Mia Korpiola is Professor of Legal History at the University of Turku. She also leads the Kone Foundation funded project “Speeding towards the Future: New Vehicles, Modernization and the Law in Finland, 1830-1950”. Her research deals with Finnish and Swedish legal history from the thirteenth to the twenty-first century from a comparative perspective. She has published on various topics ranging from the legal profession to family law, and from appellate courts to legal iconography.
Her most important publications related to the topic of this research project are: “On the Reception of the Ius Commune and Foreign Law in Sweden, ca. 1550-1615”, Clio@Thémis 2: Histoires des cultures juridiques.
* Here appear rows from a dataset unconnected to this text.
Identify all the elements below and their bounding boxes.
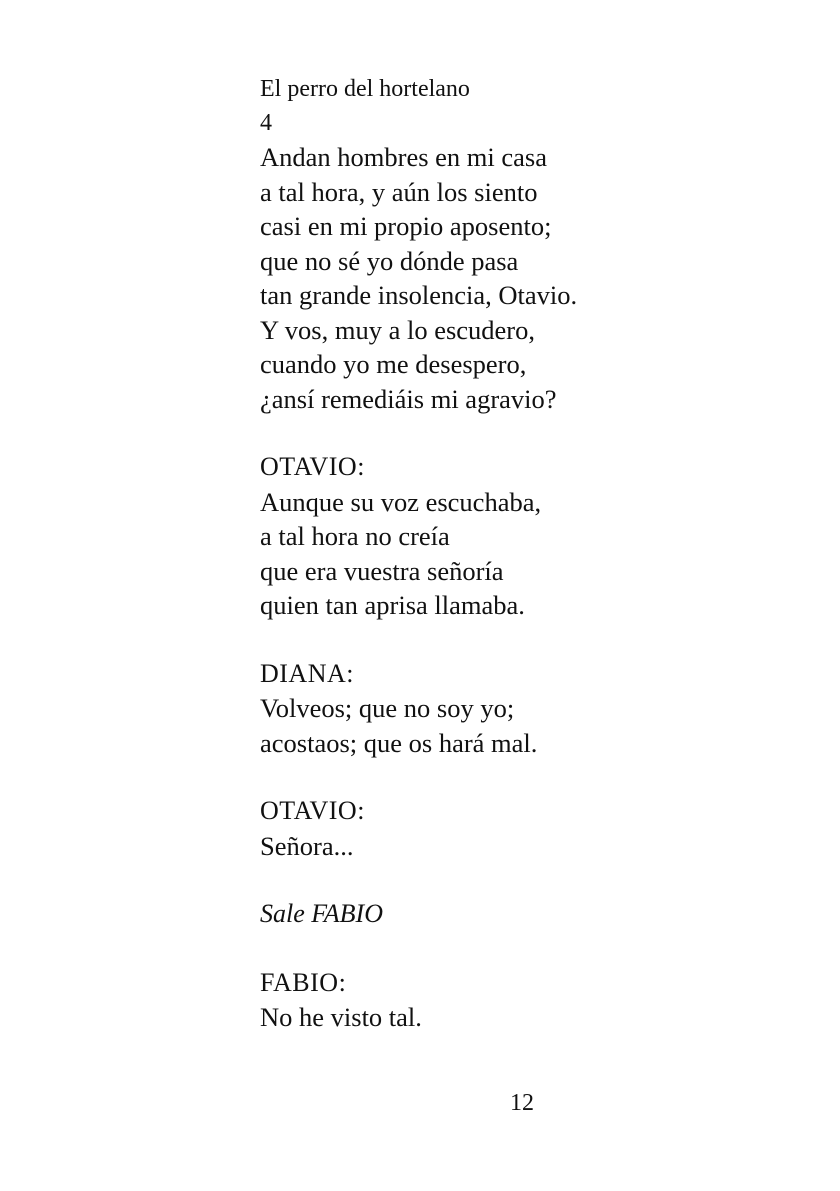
verse-line: Señora... bbox=[260, 830, 354, 861]
verse-line: casi en mi propio aposento; bbox=[260, 211, 552, 241]
verse-line: acostaos; que os hará mal. bbox=[260, 727, 538, 758]
verse-line: a tal hora no creía bbox=[260, 521, 450, 551]
opening-stanza bbox=[260, 140, 780, 416]
chapter-number: 4 bbox=[260, 110, 272, 136]
text-block bbox=[260, 72, 780, 1069]
verse-line: ¿ansí remediáis mi agravio? bbox=[260, 383, 557, 414]
running-header-title: El perro del hortelano bbox=[260, 76, 470, 102]
verse-line: Aunque su voz escuchaba, bbox=[260, 486, 542, 517]
dialogue-diana bbox=[260, 657, 780, 761]
speaker-name: OTAVIO: bbox=[260, 452, 365, 481]
verse-line: a tal hora, y aún los siento bbox=[260, 176, 538, 207]
speaker-name: FABIO: bbox=[260, 967, 347, 997]
speaker-name: OTAVIO: bbox=[260, 796, 365, 825]
verse-line: cuando yo me desespero, bbox=[260, 349, 527, 379]
stage-direction: Sale FABIO bbox=[260, 899, 383, 928]
dialogue-fabio bbox=[260, 966, 780, 1035]
verse-line: tan grande insolencia, Otavio. bbox=[260, 280, 578, 310]
verse-line: Andan hombres en mi casa bbox=[260, 142, 547, 172]
verse-line: que era vuestra señoría bbox=[260, 555, 504, 586]
verse-line: quien tan aprisa llamaba. bbox=[260, 590, 525, 620]
verse-line: Y vos, muy a lo escudero, bbox=[260, 314, 536, 345]
dialogue-otavio-2 bbox=[260, 794, 780, 863]
verse-line: No he visto tal. bbox=[260, 1002, 422, 1032]
speaker-name: DIANA: bbox=[260, 658, 354, 688]
page-number: 12 bbox=[510, 1090, 534, 1116]
verse-line: Volveos; que no soy yo; bbox=[260, 693, 515, 723]
dialogue-otavio-1 bbox=[260, 450, 780, 623]
verse-line: que no sé yo dónde pasa bbox=[260, 245, 519, 276]
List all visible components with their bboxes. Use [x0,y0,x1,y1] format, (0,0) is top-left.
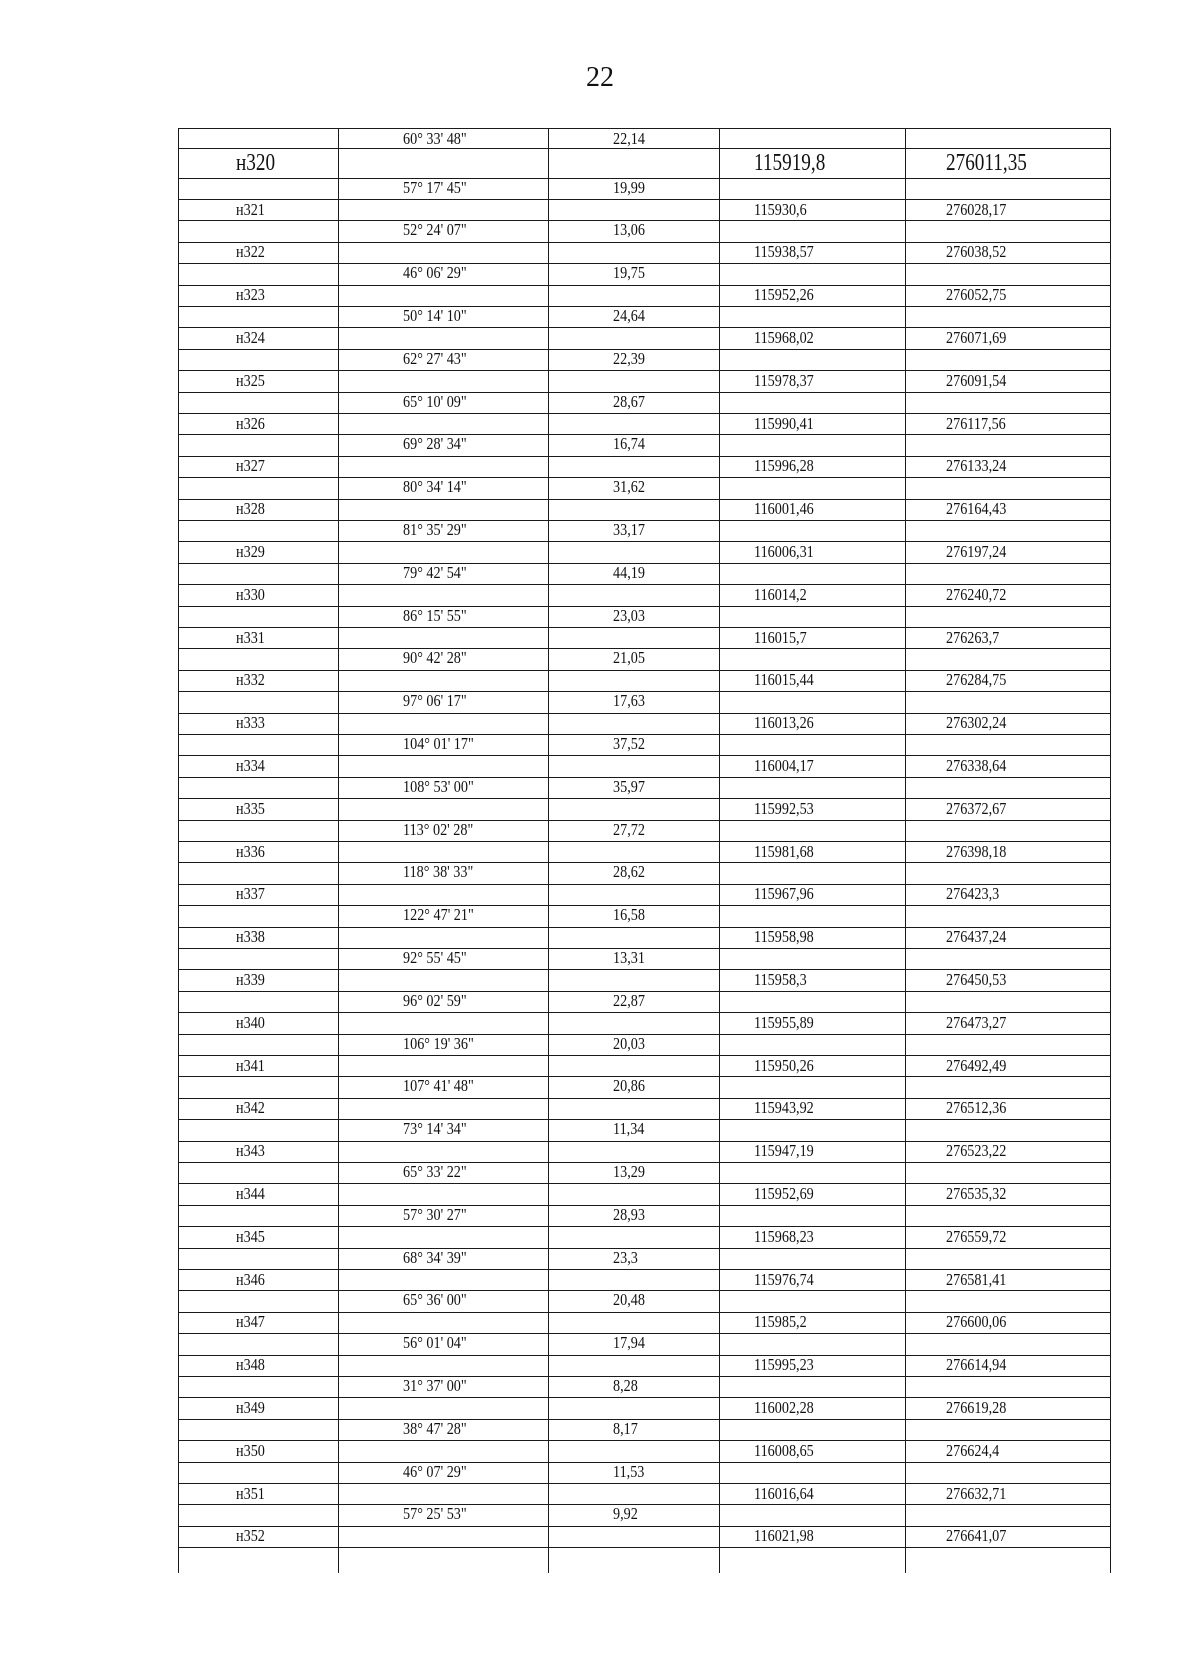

Circulations, connexions et espaces transnationaux du droit. (first published 2009). She has also published “Attempting to Advocate: Women Entering the Legal Profession in Finland, 1885-1915,” New Perspectives on European Women’s Legal History, eds. Sara L. Kimble and Marion Röwekamp, pp. 292-318. (Studies in Gender and History, Routledge, New York, 2017) and “Agnes Lundell: Suomen ensimmäinen oikeustutkinnon suorittanut nainen uusien lähteiden valossa” [Agnes Lundell: The First Finnish Woman with a Law Degree in the Light of New Sources], Rohkea kynä: Syntymäpäiväkirja Maria Lähteenmäelle 9.6.2017, eds. Oona Ilmolahti and Sinikka Selin, pp. 37-55. (Työväen historian ja perinteen tutkimuksen seura, Helsinki, 2017).
For her other publications, see: https://www.utu.fi/en/units/law/faculty/people/Pages/korpiola_mia.aspx
In this project, Mia Korpiola is going to write some articles on the topic of the project and a monograph Legal Literacy in Finland ca. 1800-1920. This monograph analyses legal literacy from the last years of Swedish rule until the Finnish independence building on all the findings of the project. This period allows observations of possible changes in legal literacy relating to the growth of the civic society due to nationalism and national identity-building, increasing role of Finnish as a legal language and stratification of the Finnish countryside, urbanization and professionalization. At the same time, legal literacy as human capital and intangible knowledge asset provided a way for social mobility in the community. The book will analyze the whole spectrum of legal literacy.